Avere figli a carico non significa soltanto poter accedere a contributi economici, ma anche beneficiare di numerose agevolazioni fiscali che possono ridurre le spese della famiglia. Alcuni aiuti incidono direttamente sulle imposte, altri consentono di ottenere esenzioni o rimborsi in ambiti come scuola, sanità, università e lavoro.
Ecco quali sono le principali misure attualmente previste e chi può beneficiarne.
Assegno Unico e bonus: i contributi che non vengono tassati
Tra gli strumenti di sostegno più importanti c’è l’Assegno Unico e Universale, che viene erogato senza essere assoggettato all’IRPEF. Gli importi ricevuti, quindi, non aumentano il reddito imponibile e non devono essere indicati nella dichiarazione dei redditi.
L’assegno continua tuttavia a essere considerato, secondo le regole previste, ai fini del calcolo dell’ISEE, salvo i casi specifici in cui la normativa ne prevede l’esclusione per determinate prestazioni familiari.
A questo si aggiunge il Bonus nido, destinato ad alleggerire il costo delle rette degli asili, contribuendo a ridurre una delle spese più rilevanti per le famiglie con bambini piccoli.
Fringe benefit più elevati per chi ha figli
Anche i lavoratori dipendenti con figli a carico possono beneficiare di un trattamento fiscale più favorevole.

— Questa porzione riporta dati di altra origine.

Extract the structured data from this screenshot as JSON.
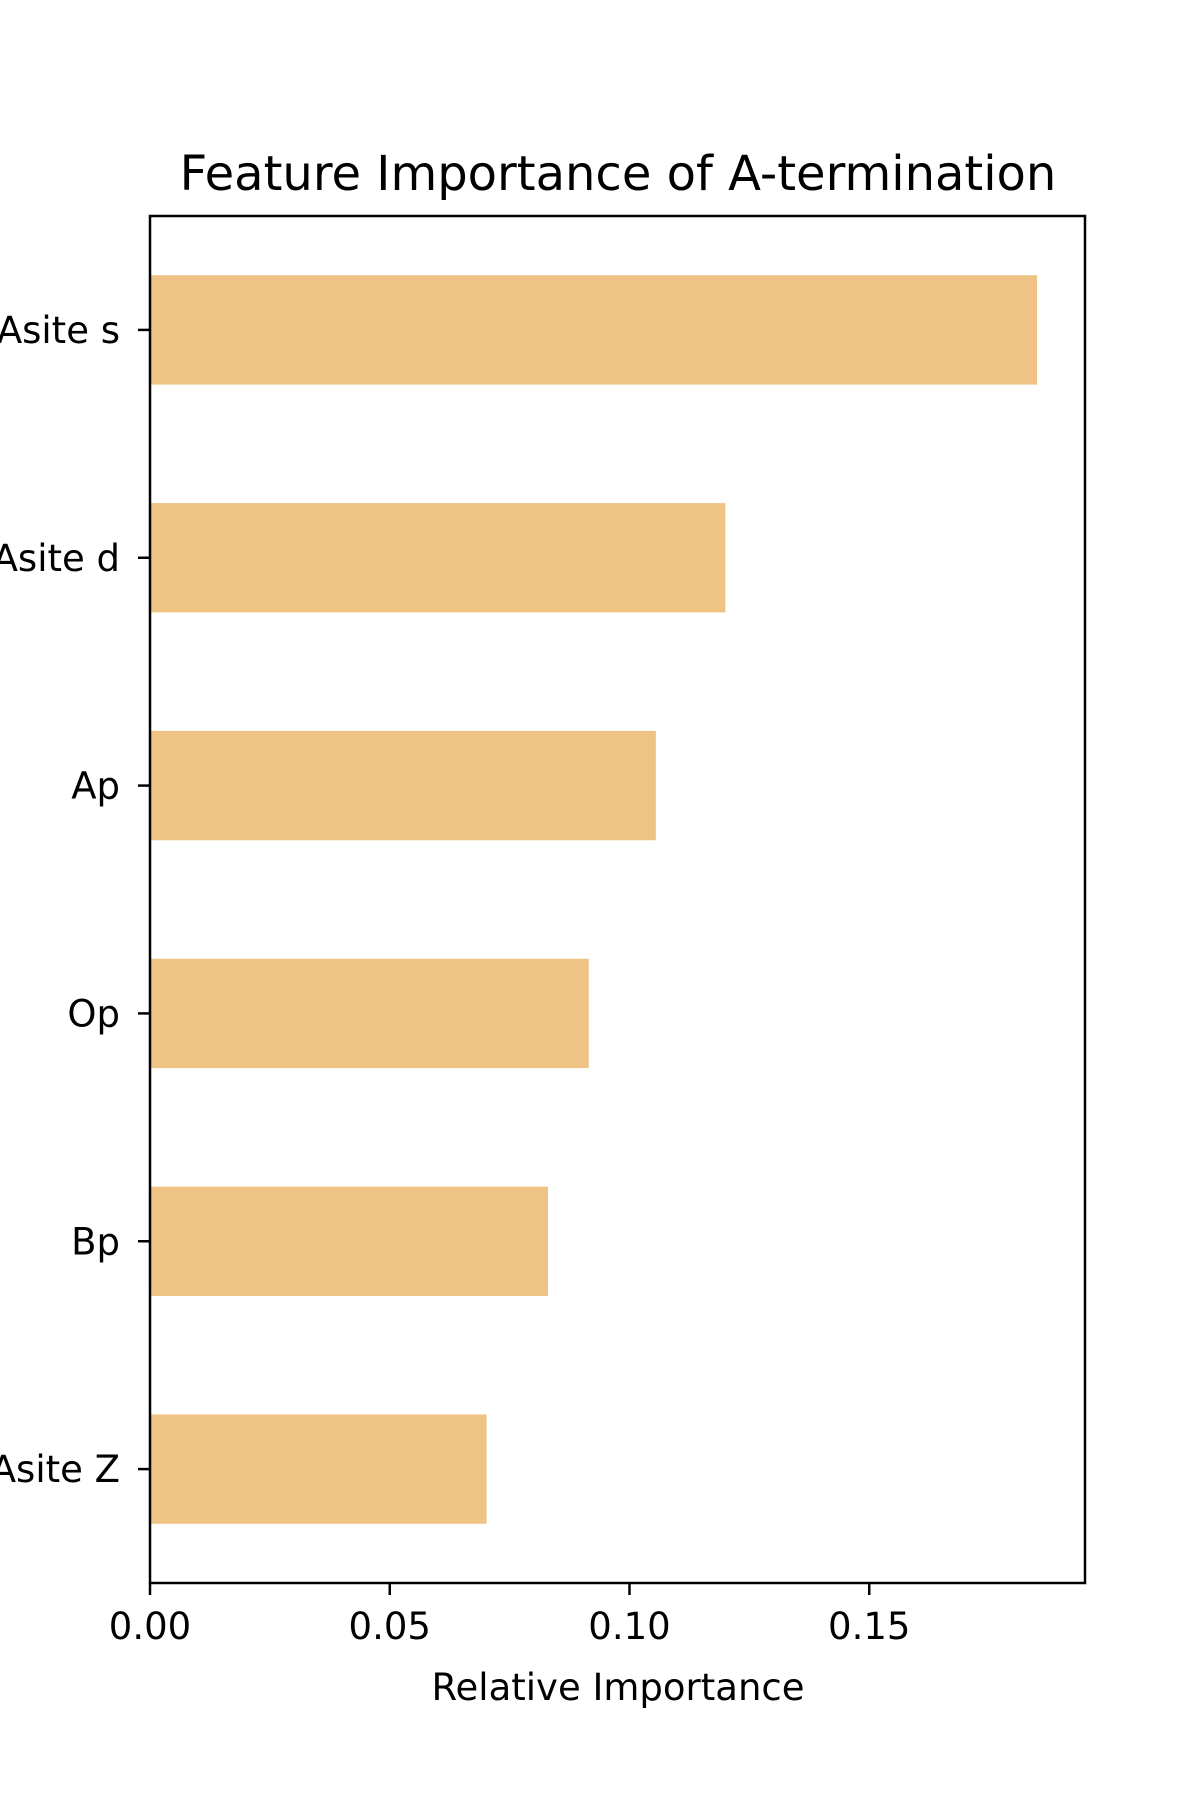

La normativa prevede infatti una soglia di esenzione più alta per i fringe benefit concessi dal datore di lavoro. Mentre per i dipendenti senza figli il limite ordinario è pari a 1.000 euro, per chi ha figli fiscalmente a carico il tetto sale a 2.000 euro.
Ciò significa che beni e servizi concessi entro questo limite non sono soggetti né a tassazione né a contributi, aumentando il valore effettivo del beneficio ricevuto.
Sanità e istruzione: quando non si pagano alcune spese
In presenza di determinati requisiti reddituali, alcune prestazioni sanitarie possono essere gratuite.
I bambini con meno di sei anni appartenenti a nuclei familiari con reddito complessivo annuo entro i limiti fissati dalla legge possono ottenere l’esenzione dal ticket sanitario per numerose prestazioni erogate dal Servizio sanitario nazionale, pur restando esclusi alcuni casi specifici previsti dalla normativa.
Anche il sistema scolastico prevede diverse forme di esonero.
Durante il periodo dell’obbligo scolastico non sono dovute tasse scolastiche. Negli anni successivi, invece, è possibile ottenere l’esenzione totale se il nucleo familiare possiede un ISEE entro le soglie previste oppure in presenza di particolari condizioni, come meriti scolastici o appartenenza a categorie tutelate dalla legge.
Per servizi come mensa e trasporto scolastico le regole cambiano invece da Comune a Comune, poiché gli sconti e le esenzioni vengono stabiliti dalle amministrazioni locali.
Agevolazioni anche per l’università
Le famiglie con redditi più contenuti possono beneficiare di importanti riduzioni anche per gli studi universitari.
Gli studenti appartenenti a nuclei con ISEE entro la soglia prevista dalla normativa possono ottenere l’esonero totale dalle tasse universitarie, mentre per le fasce di reddito superiori sono generalmente previste riduzioni progressive. Le modalità applicative variano comunque in base ai regolamenti dei singoli atenei.
Detrazioni fiscali e sconti sulle imposte locali
Le famiglie con figli possono inoltre ridurre l’IRPEF grazie alle detrazioni previste per i figli fiscalmente a carico nelle ipotesi ancora disciplinate dalla normativa vigente.
Rimangono inoltre detraibili, nella misura prevista dalla legge, numerose spese sostenute nell’interesse dei figli, tra cui quelle sanitarie, scolastiche e per le attività sportive. Queste detrazioni diminuiscono direttamente l’imposta dovuta, alleggerendo il carico fiscale della famiglia.
Anche alcuni tributi locali possono risultare meno onerosi. Molti Comuni prevedono infatti riduzioni della TARI per i nuclei familiari numerosi o con un ISEE basso. Trattandosi di agevolazioni disciplinate dai regolamenti comunali, è sempre opportuno verificare le condizioni applicate nel proprio territorio.
L’ISEE resta fondamentale
Per accedere a gran parte delle misure previste è indispensabile disporre di un ISEE aggiornato e in corso di validità. Questo documento rappresenta il principale parametro utilizzato per verificare il diritto a bonus, esenzioni e riduzioni tariffarie.
Aggiornare periodicamente l’ISEE consente quindi di non perdere agevolazioni che, sommate tra loro, possono incidere in modo significativo sul bilancio familiare durante l’anno.